At the beginning of the second slow, the man's left hand simply lifts upward to signal the woman that something is about to happen, a turn. The man's left elbow stays close to his body and at a right angle and is not used to turn the woman, only as a signal.
The man's right hand pulls the woman's left shoulder forward ( shoulder lead ) and very slightly downward. The man's right hand's pull is on an arc ( curve ) not straight forward. The man also uses a very slight downward body thrust ( like in Waltz) to signal the woman that he wants her to do something.
The left hand lifts above the woman as a preparation for the woman's turn and is positioned over the axis of the woman's turn so she can turn easily. The last thing the man wants to do is place the woman off balance so the man's left hand serves as an axis to help the woman orient herself during her turn.

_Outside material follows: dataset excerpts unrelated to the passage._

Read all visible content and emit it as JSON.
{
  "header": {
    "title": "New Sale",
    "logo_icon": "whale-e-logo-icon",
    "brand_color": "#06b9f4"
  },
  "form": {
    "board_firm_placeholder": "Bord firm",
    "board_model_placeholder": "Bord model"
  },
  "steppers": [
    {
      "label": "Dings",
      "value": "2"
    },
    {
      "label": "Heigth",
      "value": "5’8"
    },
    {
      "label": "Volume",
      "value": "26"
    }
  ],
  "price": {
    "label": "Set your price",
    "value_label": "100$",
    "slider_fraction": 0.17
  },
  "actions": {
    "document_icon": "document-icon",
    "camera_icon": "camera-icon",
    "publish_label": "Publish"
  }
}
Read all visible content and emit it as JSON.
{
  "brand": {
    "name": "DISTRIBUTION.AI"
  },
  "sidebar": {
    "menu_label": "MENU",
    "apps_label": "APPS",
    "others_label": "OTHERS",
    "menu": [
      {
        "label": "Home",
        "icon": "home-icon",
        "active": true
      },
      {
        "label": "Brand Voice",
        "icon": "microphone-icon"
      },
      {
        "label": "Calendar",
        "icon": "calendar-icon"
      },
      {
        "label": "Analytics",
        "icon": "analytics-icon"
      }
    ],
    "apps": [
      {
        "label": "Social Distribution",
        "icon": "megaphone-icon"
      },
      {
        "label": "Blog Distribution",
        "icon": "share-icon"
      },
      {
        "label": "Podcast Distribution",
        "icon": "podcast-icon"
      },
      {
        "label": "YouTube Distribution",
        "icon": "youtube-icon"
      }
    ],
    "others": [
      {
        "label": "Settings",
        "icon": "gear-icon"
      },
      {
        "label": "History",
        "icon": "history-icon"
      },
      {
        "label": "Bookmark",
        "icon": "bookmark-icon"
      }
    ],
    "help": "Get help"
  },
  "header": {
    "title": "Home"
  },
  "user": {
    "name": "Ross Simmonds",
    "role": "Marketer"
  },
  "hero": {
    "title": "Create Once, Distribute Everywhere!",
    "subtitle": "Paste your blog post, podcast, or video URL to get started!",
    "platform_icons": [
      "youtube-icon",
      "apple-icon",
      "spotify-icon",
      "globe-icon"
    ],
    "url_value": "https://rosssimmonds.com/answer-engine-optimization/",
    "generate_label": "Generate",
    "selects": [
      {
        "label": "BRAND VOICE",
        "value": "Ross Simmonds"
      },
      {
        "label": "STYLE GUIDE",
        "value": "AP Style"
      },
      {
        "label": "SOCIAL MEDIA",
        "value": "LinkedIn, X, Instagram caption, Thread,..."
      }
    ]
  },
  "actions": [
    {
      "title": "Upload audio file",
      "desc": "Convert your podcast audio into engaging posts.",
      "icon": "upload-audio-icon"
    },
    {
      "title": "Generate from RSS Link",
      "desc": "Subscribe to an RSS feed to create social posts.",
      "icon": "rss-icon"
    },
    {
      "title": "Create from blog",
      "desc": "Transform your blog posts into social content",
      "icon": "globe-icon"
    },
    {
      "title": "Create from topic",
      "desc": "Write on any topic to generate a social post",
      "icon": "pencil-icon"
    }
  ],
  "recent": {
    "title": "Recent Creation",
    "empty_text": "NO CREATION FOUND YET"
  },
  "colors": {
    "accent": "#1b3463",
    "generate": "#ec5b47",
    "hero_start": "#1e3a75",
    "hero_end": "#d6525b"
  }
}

Turning inhibits the woman's forward progression so the man must slow down his steps to prevent overshooting and going forward past the woman while the woman is turning.
The outside turn turns the woman counterclockwise outside the line of dance away from the center. The inside turn does the opposite, it turns the woman clockwise inside the line of dance and towards the center. It is the woman's movement that determines what kind of turn you are doing. A right hand turn is when the woman turns clockwise while a left hand turn is when the woman turns counterclockwise.
To tell the woman that this turn is to a sweetheart, the man must stop his hand and keep it there.